Could David Cross be mellowing with age? The actor/comedian has never been known to bite his tongue, whether he’s discussing FOX’s remarkable incompetence in marketing Arrested Development, talking about his participation in the loathsome Alvin and the Chipmunks films or expressing his patented brand of profane rage. Cross’s latest comedy release, Bigger and Blackerer, doesn’t feature any pulled punches, but this isn’t exactly the same Cross as on Shut Up, You Fucking Baby! or It’s Not Funny.
And he fully admits it. Talking about the health care debate, Cross says, “Up until maybe five, six years ago, I would’ve been more outraged and like, ‘This is terrible. This is awful. These people are crazy. What’s going on here?’ But I realized now that I’m 45 and I’ve accrued enough experience … [that] America has a proud rich tradition of voting against its own best interests, and why should it stop now? I watch it now with detached bemusement.”
That detachment is pervasive during nearly the entire hour of stand-up, whether Cross is riffing on the Tea Party movement or airplane smoking regulations. It’s a relaxed, even unfocused, performance that at times seems a world away from the scorching rants that his stand-up reputation has been built on. Still, the subject matter has remained largely the same, with Cross dedicating most of the hour to political and religious commentary. That first airplane joke is just to “balance out the 25 minutes on religion … coming up later.”
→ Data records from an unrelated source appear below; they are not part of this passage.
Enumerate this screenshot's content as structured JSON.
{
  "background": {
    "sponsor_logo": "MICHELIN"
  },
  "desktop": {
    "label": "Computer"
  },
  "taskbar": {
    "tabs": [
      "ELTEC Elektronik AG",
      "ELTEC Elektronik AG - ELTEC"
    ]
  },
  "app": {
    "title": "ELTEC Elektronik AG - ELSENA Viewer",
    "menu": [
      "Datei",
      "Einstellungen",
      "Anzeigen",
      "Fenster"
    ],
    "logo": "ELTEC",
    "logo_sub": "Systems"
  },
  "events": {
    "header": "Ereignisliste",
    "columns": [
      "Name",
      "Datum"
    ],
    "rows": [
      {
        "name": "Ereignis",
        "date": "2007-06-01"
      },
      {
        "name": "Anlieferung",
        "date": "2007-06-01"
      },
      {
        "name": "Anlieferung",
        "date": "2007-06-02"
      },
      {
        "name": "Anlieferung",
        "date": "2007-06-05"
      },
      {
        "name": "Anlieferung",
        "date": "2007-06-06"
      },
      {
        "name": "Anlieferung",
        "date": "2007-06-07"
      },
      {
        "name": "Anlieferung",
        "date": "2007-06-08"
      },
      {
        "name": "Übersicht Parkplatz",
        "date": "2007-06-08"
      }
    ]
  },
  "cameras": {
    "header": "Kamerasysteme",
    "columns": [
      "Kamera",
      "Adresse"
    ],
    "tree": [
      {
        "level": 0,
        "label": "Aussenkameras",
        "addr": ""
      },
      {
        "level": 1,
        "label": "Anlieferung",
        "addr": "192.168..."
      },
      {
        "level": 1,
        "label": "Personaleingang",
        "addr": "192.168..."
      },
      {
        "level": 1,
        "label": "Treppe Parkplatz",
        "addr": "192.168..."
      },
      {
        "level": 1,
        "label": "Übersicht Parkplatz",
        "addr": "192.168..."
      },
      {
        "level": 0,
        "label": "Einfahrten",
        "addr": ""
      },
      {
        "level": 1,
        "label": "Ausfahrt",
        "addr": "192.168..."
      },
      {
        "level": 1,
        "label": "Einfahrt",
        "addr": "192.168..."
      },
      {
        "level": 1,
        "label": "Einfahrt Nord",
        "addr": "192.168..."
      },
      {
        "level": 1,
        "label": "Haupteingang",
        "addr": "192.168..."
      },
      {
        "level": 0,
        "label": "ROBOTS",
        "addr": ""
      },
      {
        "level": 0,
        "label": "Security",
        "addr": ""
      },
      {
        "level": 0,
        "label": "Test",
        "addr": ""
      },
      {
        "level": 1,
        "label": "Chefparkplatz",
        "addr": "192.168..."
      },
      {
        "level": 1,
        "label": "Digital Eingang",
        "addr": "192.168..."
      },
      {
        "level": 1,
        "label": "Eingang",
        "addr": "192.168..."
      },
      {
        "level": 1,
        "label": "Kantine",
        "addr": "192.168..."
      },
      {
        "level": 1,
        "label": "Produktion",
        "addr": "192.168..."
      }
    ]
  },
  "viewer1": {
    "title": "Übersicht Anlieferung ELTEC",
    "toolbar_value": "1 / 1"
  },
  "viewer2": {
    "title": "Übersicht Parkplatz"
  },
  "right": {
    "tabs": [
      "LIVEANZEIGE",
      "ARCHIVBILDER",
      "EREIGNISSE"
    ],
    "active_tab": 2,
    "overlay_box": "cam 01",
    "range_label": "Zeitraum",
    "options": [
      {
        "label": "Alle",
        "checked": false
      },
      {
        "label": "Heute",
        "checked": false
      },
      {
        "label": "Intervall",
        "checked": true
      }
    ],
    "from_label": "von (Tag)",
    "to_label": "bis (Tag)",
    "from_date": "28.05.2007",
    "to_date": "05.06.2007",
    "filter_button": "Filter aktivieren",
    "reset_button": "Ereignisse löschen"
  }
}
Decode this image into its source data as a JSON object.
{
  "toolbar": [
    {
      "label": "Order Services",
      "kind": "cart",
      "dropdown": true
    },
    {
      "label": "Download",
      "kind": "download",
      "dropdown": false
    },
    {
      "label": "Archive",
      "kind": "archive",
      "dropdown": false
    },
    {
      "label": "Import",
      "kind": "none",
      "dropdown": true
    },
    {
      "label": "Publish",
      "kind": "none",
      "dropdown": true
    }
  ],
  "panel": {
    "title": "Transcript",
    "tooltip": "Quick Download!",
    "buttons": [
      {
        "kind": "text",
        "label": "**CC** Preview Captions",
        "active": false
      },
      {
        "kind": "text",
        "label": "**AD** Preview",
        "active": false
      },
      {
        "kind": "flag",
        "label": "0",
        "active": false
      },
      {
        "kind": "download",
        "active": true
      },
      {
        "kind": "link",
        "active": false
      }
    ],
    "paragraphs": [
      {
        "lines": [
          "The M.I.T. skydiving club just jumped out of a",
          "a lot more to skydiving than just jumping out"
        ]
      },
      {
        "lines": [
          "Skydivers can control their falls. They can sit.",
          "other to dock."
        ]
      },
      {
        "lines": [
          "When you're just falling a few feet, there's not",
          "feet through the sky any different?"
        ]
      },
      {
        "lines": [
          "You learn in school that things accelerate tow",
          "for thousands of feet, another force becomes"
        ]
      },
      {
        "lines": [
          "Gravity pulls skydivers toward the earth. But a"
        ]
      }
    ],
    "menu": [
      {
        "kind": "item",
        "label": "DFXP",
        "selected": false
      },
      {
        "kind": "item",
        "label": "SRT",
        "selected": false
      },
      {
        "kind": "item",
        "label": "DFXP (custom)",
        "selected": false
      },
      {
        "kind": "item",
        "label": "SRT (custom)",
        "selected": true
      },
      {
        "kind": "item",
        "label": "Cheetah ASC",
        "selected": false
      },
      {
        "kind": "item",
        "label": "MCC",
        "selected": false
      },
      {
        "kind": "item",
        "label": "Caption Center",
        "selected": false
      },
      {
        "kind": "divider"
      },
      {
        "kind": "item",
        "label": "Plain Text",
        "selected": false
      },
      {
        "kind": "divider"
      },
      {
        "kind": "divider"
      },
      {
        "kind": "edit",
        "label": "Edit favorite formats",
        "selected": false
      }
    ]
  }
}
And really, that’s where Cross is most at home — the set struggles for traction through some of the opening bits, including a well-worn poke at Jewish guilt and some strangely specific drug addict humor, but finds its feet among the more politically charged material. Jokes about “death panels” pretty much tell themselves, and Cross’s observations about the double standards of the Tea Partiers have been expressed a lot lately, but his indignation makes it all work. Later, we get jabs at Jews, Christians, Scientologists, Mormons, and even Jesus himself.
It’s possible that one could be let down by this fairly abrupt shift in tone, if not subject matter, from Cross’s previous releases, but he does come across as more likable and less smug than he has previously. Bigger and Blackerer ambles along without any truly extraordinary bits, but it seems like the next step in a natural progression for the immensely funny Cross.
Bigger and Blackerer is being released simultaneously on DVD and CD, with the CD containing slightly different material than what is presented on the DVD reviewed here. The DVD also comes with about 30 minutes of bonus clips — most are outtakes from the Boston shows the main program is culled from, with some material from a 2004 Seattle show. Here, Cross discusses the Coors Light demographic and the ridiculous products in SkyMall, and even defends Dane Cook’s stand-up, which the crowd does not abide. A main menu Easter egg reveals Cross’s trouble mixing up his water bottle and the microphone.